Magnetismo appears on
Miles Cleret's always-surprising Soundway label.
La Yegros takes a kitchen sink approach. The chamamé melodies and rhythms are grafted onto roots cumbia and EDM. In addition, deliberate explorations into North and West African folk music -- from Rai to Malian blues -- hip-hop, rock, tropical pop, reggae, and dancehall are woven in. The title-track opener is a club anthem. A stinging guitar meets an accordion to frame the vamp. The rhythms offer skittering cumbia atop a funky clavinet.
La Yegros' punky vocal swaggers and sneers. It's ferocious. Nicolas De Luca's accordion drives the riff on "Carnabailito," a remake of the title track off
Kerpel's 2003
Gustavo Santaolalla-produced solo album that
La Yegros sang on. This jam cooks, its repetitive refrain and hypnotic vamp are instant dancefloor material; layered guitars, percussion, loops, and keyboards come together under
La Yegros' grainy vocal attack. Folk music drives the club sounds on first single "Chicha Roja."
Santaolalla guests on a haunted squeeze box illuminated by a driving snare and hand percussion. He swirls around
La Yegros' voice. She alternates between rapping and singing while pan pipes and fat, deep hand drums clobber the center of the mix. The band sounds like it is at a festival gathering. "Suenitos" features
Lindigo in a call-and-response duet with
La Yegros. The cumbia is framed by Moroccan and West African folk grooves -- a backing vocal choral chant, snaky guitars, and incessant percussion.
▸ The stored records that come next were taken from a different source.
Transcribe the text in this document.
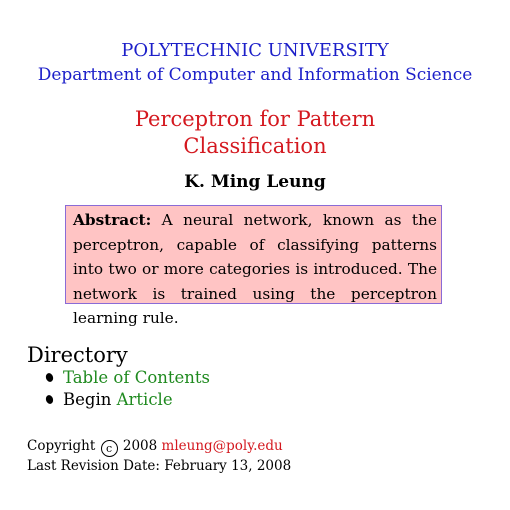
POLYTECHNIC UNIVERSITY
Department of Computer and Information Science
Perceptron for Pattern
Classification
K. Ming Leung
Abstract: A neural network, known as the perceptron, capable of classifying patterns into two or more categories is introduced. The network is trained using the perceptron learning rule.
Directory
Table of Contents
Begin Article
Copyright c 2008 mleung@poly.edu
Last Revision Date: February 13, 2008
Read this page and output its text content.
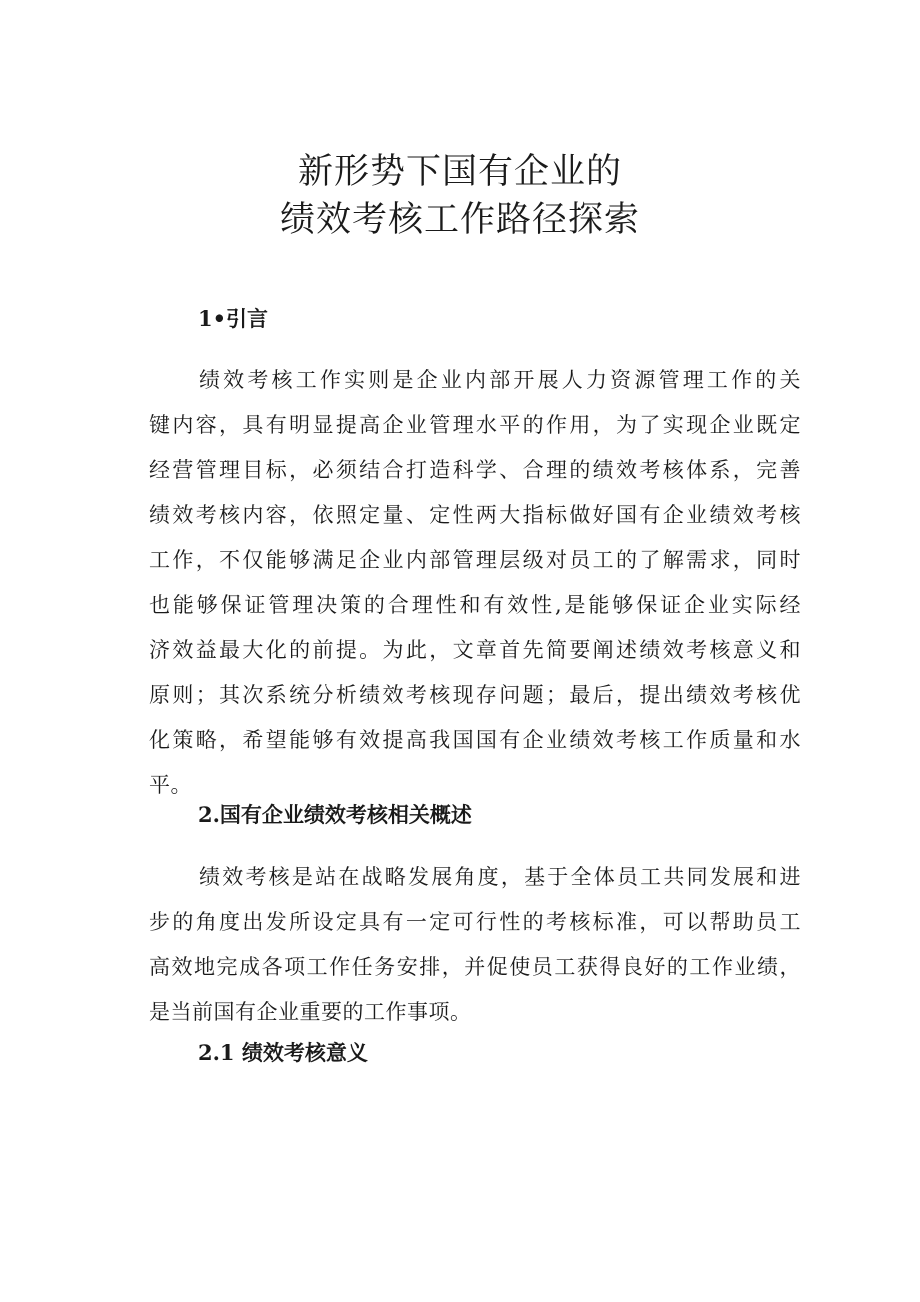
新形势下国有企业的
绩效考核工作路径探索
1•引言
绩效考核工作实则是企业内部开展人力资源管理工作的关
键内容，具有明显提高企业管理水平的作用，为了实现企业既定
经营管理目标，必须结合打造科学、合理的绩效考核体系，完善
绩效考核内容，依照定量、定性两大指标做好国有企业绩效考核
工作，不仅能够满足企业内部管理层级对员工的了解需求，同时
也能够保证管理决策的合理性和有效性,是能够保证企业实际经
济效益最大化的前提。为此，文章首先简要阐述绩效考核意义和
原则；其次系统分析绩效考核现存问题；最后，提出绩效考核优
化策略，希望能够有效提高我国国有企业绩效考核工作质量和水
平。
2.国有企业绩效考核相关概述
绩效考核是站在战略发展角度，基于全体员工共同发展和进
步的角度出发所设定具有一定可行性的考核标准，可以帮助员工
高效地完成各项工作任务安排，并促使员工获得良好的工作业绩，
是当前国有企业重要的工作事项。
2.1 绩效考核意义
The musical scope on
Magnetismo is brought home by "Arde." It features
Brazilian Girls' singer
Sabina Sciubba and Colombian band
Puerto Candelaria. Together they stretch a traditional cumbia toward Brazilian jazz. Accordion and bass guitar hold down the slippery rhythm while horns add punchy fills, alternate melody lines, and syncopation. Second single "Fragil" comes right out of electro. The squiggly, zig-zag synth and looped rhythms create a loopy groove.
La Yegros counters by delivering a pouty, sensual rap. Despite the obvious musical and production acumen on display,
Magnetismo feels raw and full of grit, passion, and attitude. Here, hardcore cumbia (replete with all of its root influences) meets the pulse of electro and offers a new frontier for this thriving Latin pop subgenre to explore.